Tujuan para Sufi Menyaksikan bahwa Segalanya adalah Dia
            Sebagaimana dijelaskan sebelumnya bahwa para sufi berangkat menuju Tuhan dengan qalbunya. Qalbu adalah inti atau hakekat manusia. Jika dirinya berangkat dengan qalbunya maka seluruh hakekat dirinya berangkat menuju Tuhan. Jika demikian maka seluruh hakekat dirinya menyaksikan Tuhan sebagaimana lantunan do’a arafah Imam Husein as.
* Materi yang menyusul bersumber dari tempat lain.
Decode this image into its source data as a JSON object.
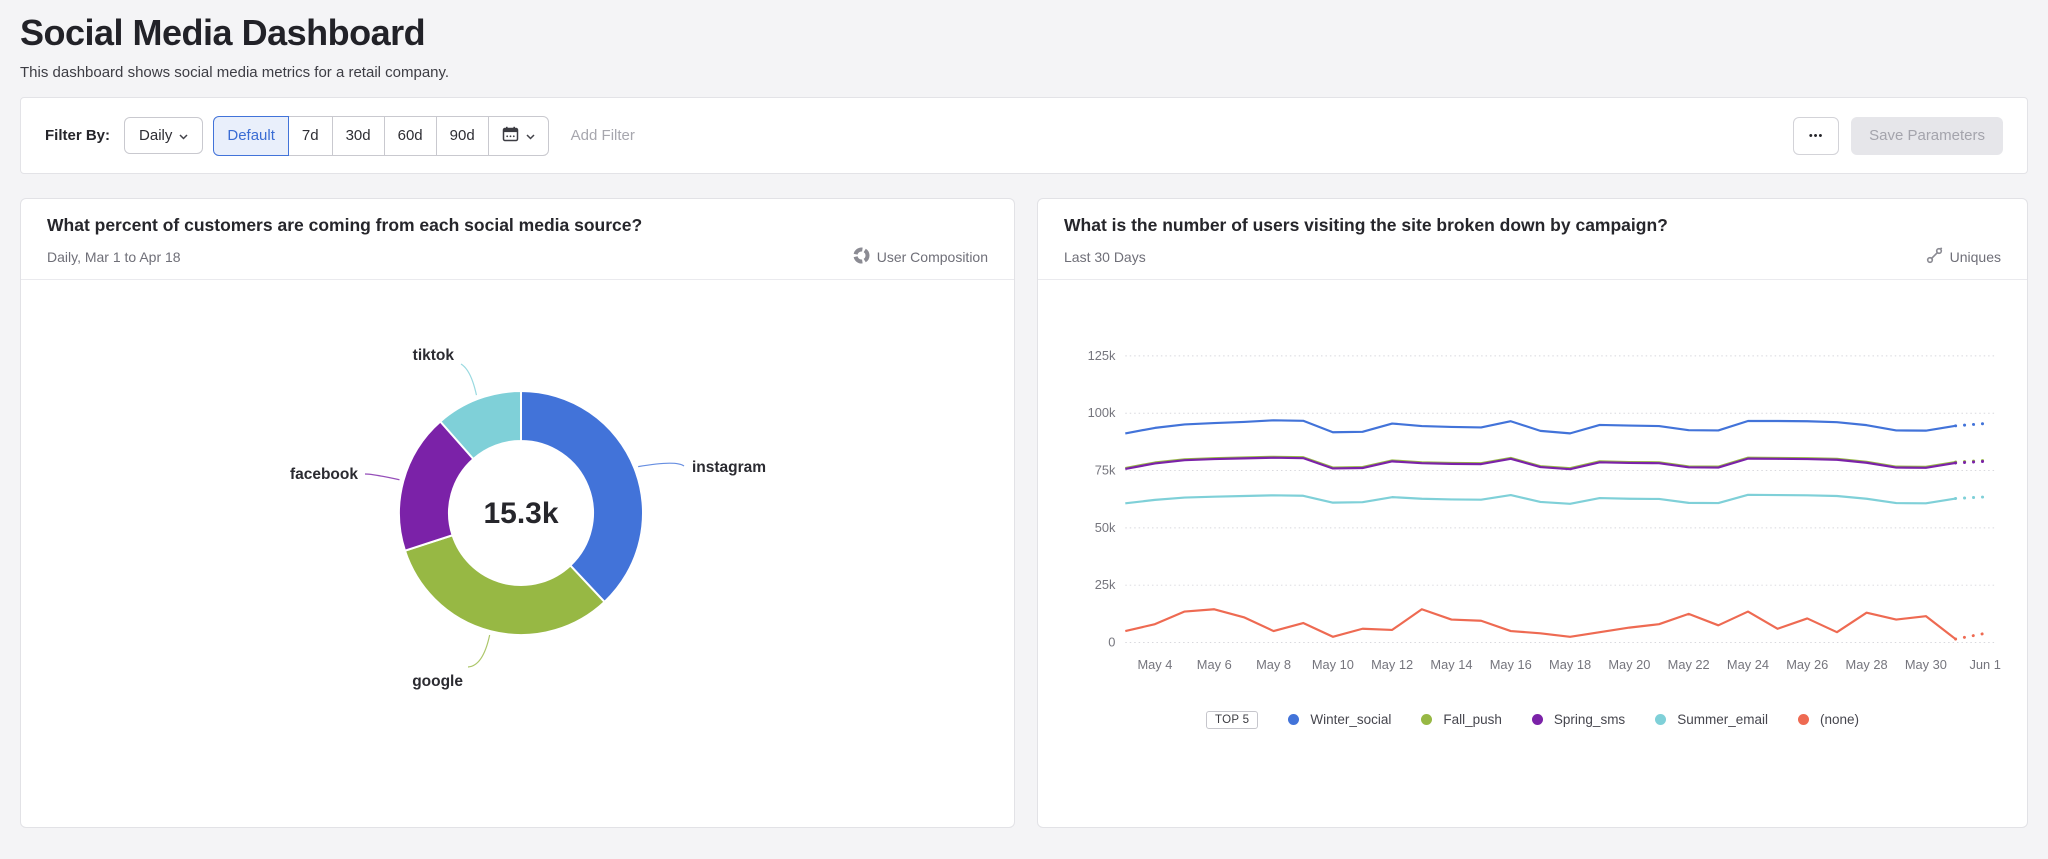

            Namun untuk mempersiapkan qalbu berangkat menuju Tuhan awalnya tentu sulit namun selanjutnya akan terasa mudah. Kesulitan ini karena kita belum terbiasa melakukannya, namun jika terbiasa melakukannya maka yang ada hanya kemudahan dan kesulitannya akan hilang. Contohnya seperti olahragawan yang berlatih dengan mengangkat alat-alat berat. Pada awal dia berlatih tentunya teramat sulit, namun setelah berselangnya waktu benda yang 100 kilo tersebut dengan mudah diangkat. Namun ada perbedaan antara latihan berolahraga dan latihan suluk. Setelah melewati kerumitan maka dengan keterbiasaan maka akan mendapatkan kemudahan, akan tetapi pada alat berat yang beratnya 100 kilo tetap saja ada, beratnya tetap tinggal karena alat tersebut adalah materi. Namun pada suluk setelah melewati kerumitan maka yang ada hanya kemudahan karena suluk adalah non-materi.
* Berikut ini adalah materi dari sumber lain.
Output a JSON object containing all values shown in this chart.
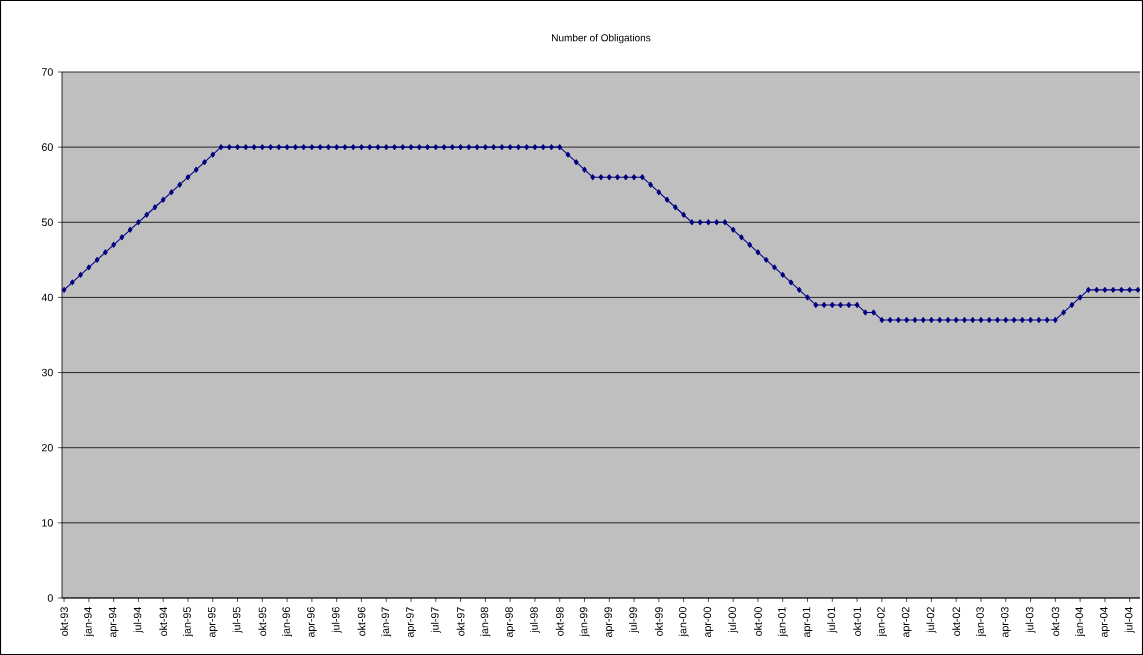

            Dalam suluk (berjalan menuju Tuhan) terdapat beberapa stasiun yang mesti dilewati. Para sufi menjelaskan tingkatan stasiun tersebut berbeda-beda, sesuai dengan tingkatan maqam suluknya. Dalam kitab aushaful ashraf karya Nashiruddin Thusi menjelaskan terdapat 24 tingkatan maqam stasiun; diawali dengan iman, kemudian istiqamah, selanjutnya secara berurutan niat, benar (shidq), senantiasa menginginkan Tuhan, ikhlas, khalwat, tafakkur, takut, berharap, sabar, bersyukur, iradah, syauq (iradah yang sangat kuat), cinta, makrifat, yakin, diam, tawakkal, ridha, taslim, tauhid, ittihad (penyatuan), dan wahdat (ketunggalan).